Un vent de changement par Peio Etcheverry-Ainchart

L’année 2011 est bien partie pour rester dans l’histoire récente du Pays Basque comme une année charnière, et le résultat des élections en Hegoalde n’en est pas le moindre des éléments clés.

La fin de l’hémorragie
Comment ne pas rester impressionné devant la déferlante représentée par les résultats obtenus par les listes Bildu le 22 mars dernier? Les commentaires et analyses se sont assez succédé durant les deux dernières semaines pour ne pas revenir encore une fois sur les chiffres. Mais tout de même, alors même que flottait dans l’air, dès avant le jour du vote, l’avant-goût d’un très bon coup à jouer et d’un succès attendu, personne n’imaginait que Bildu non seulement reviendrait à la hauteur des apogées historiques de Herri Batasuna au milieu des années 80 ou Euskal Herritarrok voici dix ans, mais les dépasserait même, se hissant à quelque 20.000 voix du PNV, logique vainqueur du scrutin… Certes, Bildu n’est pas seulement Batasuna et a pu compter sur le volant de voix apportées par ses partenaires, en particulier par un EA moribond qui a parfaitement su éviter une disparition que beaucoup pensaient inéluctable, mais on ne peut éviter de mettre en perspective ce résultat avec ceux de la gauche abertzale dite «officielle» durant ces dernières années, et d’en tirer quelques enseignements.
Tout d’abord, il me semble évident que ce résultat vaut ratification populaire du virage pris par Batasuna vis à vis de la sacro-sainte stratégie politico-militaire qui prévalait depuis la création d’ETA. Les résultats d’Euskal Herritarrok, en pleine trêve annoncée comme «illimitée», avaient montré que cette aspiration à une lutte exclusivement politique était aussi la promesse de succès électoraux, mais il fallait visiblement plus de temps pour sinon tuer le père, au moins s’affranchir de sa si lourde tutelle. Ceux qui avaient osé le faire à l’époque, contre vents et marées, sont ceux qui aujourd’hui en font pourtant les frais. Si on ne peut que se réjouir du succès de Bildu, on ne peut que ressentir aussi un goût amer face au recul d’Aralar. Décidément, en politique il est un danger mortel que d’avoir raison trop tôt et d’oser quitter la maison familiale. Le résultat d’Aralar est dur, il est injuste, mais réjouissons-nous de constater que c’est le triomphe de la logique qu’il a défendue –ainsi qu’AB– durant la dernière décennie. Et avec un tel plébiscite, peut-on imaginer qu’il soit encore possible pour ETA de revenir en arrière?

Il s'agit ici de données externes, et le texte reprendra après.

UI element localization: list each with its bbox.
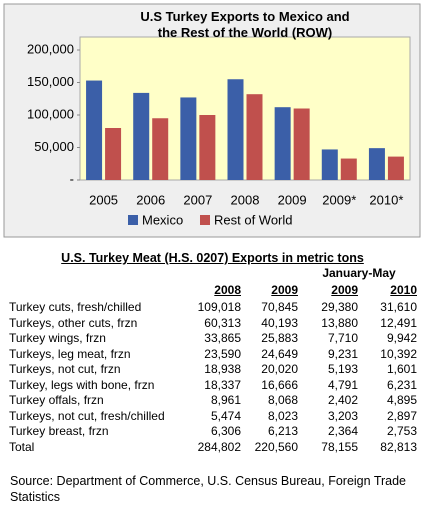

Situation intenable pour l’Espagne
2011 semble donc être vraiment l’année de la fin du conflit dans sa phase armée, en tout cas du «côté basque». Car la grande question sera maintenant de savoir si l’Espagne est prête à s’engager aussi sur les chemins de la paix. Est-il justifiable de conserver dans l’illégalité une tendance qui a fait le choix d’une confrontation purement politique, et qui en outre représente désormais le quart de l’électorat d’Hegoalde? Est-il justifiable de maintenir en prison la plupart de ses dirigeants? Est-il justifiable de continuer à réclamer l’application du mandat d’arrêt européen pour Aurore Martin? Est-il justifiable de continuer à maintenir un tel niveau de répression ainsi qu’une politique carcérale de plus en plus déphasée avec la situation?
Il faut être clair: si ETA représentait le prétexte commode à la justification de toute la politique basque de Madrid et si l’affaiblissement du soutien populaire à la stratégie politico-militaire en était la caution, plus le temps passe et plus cette politique deviendra intenable en Pays Basque comme au plan international. Et cela deviendra d’autant plus évident que le monde abertzale saura en même temps relancer les dynamiques collectives mises en stand-by après la rupture du processus de Lizarra-Garazi: mobilisations œcuméniques de soutien aux preso ou aux initiatives de construction nationale de type Udalbiltza, partenariats sur le plan syndical, dynamiques associatives, etc.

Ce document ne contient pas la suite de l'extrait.